15.2 We will address any Data Breach in accordance with the terms of the Data Protection Act and the regulations under it.

15.3 We will notify the Office of the Data Protection Commissioner and you (unless the Applicable Law requires that we delay notifying you) in writing in the event of a Data Breach (or a reasonable belief of a Data Breach) in respect of your Personal Data or Sensitive Personal Data.

15.4 We will provide such notification as soon as reasonably possible after we have become aware of any Data Breach in respect of your Personal Data or Sensitive Personal Data and, in any event, within the statutory time limits set under any Applicable Law.

16. KEEPING PERSONAL DATA ACCURATE

16.1 We will take reasonably practicable steps to ensure that your Personal Data and Sensitive Personal Data is complete, accurate, not misleading and up to date (having regard to the purpose for which Personal Data is collected or further processed).

16.2 Accordingly, we will take reasonable steps to ensure that all Personal Data and Sensitive Personal Data is kept as accurate, complete and up-to-date as reasonably possible.

16.3 We may from time to time send automated prompts to you requiring that you confirm that the Personal Data and/or Sensitive Personal Data in our possession is accurate and up to date.

16.4 You must, however, notify us from time to time in writing of any updates required in respect of your Personal Data and/or Sensitive Personal Data. Such notifications should be submitted to us in writing either by email at the following email address: info@africansinaviation.com or by post under the following address: P.O. Box 46036-00100, Nairobi, Kenya.

17. COMPLAINTS PROCEDURE

17.1 You have the right to complain in instances where any of your rights have been infringed. We shall take all complaints very seriously and will address all such complaints in accordance with the following procedure –

a) Complaints must be submitted to us in writing either by email at the following email address: info@africansinaviation.com or by post under the following address: P.O. Box 46036-00100, Nairobi, Kenya.

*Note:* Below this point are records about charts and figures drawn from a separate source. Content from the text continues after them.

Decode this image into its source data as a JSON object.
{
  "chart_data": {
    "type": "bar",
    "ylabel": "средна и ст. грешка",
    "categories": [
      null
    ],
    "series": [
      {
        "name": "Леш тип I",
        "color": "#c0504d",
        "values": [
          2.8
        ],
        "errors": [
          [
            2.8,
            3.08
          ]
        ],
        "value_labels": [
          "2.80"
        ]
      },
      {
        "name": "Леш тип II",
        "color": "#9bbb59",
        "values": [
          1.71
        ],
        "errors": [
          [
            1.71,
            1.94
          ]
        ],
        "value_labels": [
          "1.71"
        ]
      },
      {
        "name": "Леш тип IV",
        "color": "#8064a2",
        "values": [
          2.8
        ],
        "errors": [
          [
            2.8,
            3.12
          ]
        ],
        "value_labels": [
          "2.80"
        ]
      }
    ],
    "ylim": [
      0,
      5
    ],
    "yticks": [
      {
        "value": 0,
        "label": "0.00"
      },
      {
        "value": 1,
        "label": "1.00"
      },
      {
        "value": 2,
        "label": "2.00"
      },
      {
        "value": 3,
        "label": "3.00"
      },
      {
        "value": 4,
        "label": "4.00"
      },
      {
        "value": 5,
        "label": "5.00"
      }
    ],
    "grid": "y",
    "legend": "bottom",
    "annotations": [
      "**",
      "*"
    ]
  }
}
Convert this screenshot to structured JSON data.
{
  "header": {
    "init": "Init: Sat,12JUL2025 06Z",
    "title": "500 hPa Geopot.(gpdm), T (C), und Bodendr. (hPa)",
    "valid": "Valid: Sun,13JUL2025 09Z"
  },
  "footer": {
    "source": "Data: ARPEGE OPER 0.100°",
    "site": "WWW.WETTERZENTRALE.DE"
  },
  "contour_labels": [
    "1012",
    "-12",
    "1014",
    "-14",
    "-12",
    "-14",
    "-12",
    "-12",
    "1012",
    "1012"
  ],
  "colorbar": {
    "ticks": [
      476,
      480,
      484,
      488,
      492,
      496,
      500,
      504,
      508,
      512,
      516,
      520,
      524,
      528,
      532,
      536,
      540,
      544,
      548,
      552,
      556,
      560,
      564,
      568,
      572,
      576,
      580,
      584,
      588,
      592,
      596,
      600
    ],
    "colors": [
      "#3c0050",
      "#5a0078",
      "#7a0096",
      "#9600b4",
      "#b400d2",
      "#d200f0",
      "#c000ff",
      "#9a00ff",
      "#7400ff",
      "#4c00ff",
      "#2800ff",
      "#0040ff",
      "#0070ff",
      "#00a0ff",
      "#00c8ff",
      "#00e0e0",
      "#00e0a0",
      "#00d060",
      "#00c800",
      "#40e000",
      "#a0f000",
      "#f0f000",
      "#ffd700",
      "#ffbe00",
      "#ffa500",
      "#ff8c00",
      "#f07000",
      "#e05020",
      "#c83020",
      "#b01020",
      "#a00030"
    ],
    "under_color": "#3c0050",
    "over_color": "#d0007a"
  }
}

b) Our response to you may comprise any of the following – i. a suggested remedy for the complaint; ii. a dismissal of the complaint and the reasons as to why it was dismissed; and/or iii. an apology (if applicable) and any action proposed to be taken.

17.2 If you are not satisfied with the suggested remedies, you have the right to complain to the Office of the Data Protection Commissioner.

18. INTERNATIONAL DATA TRANSFERS

We will not transfer your Personal Data or Sensitive Personal Data outside of Kenya without ensuring that appropriate safeguards are in place to protect data privacy and security.

19. TRAINING AND AWARENESS

We have trained and are providing continuous awareness programs to our employees and volunteers on data protection principles, their responsibilities under this policy, and how to handle Personal Data or Sensitive Personal Data securely.

20. COMPLIANCE AND REVIEW

We commit to comply with all relevant data protection laws and regulations governing the collection, storage, and processing of your personal data. In the event of any legal obligation to disclose information, we will do so only to the extent mandated by law and will notify you, if permissible. Compliance with this policy will be monitored regularly, and periodic reviews will be conducted to ensure its effectiveness and continued compliance with applicable laws and regulations.

21. CHANGES TO THIS POLICY

21.1 We reserve the right to make amendments to this Policy from time to time and will use reasonable efforts to notify you of such amendments.

21.2 The current version of this Policy will govern the respective rights and obligations between you and AfroAero Ventures Ltd.

22. NOTIFICATION OF THE POLICY

We shall notify and communicate the existence and contents of this Policy to our subscribers, employees and stakeholders of AfroAero Ventures Ltd along with suitable contact details for reporting.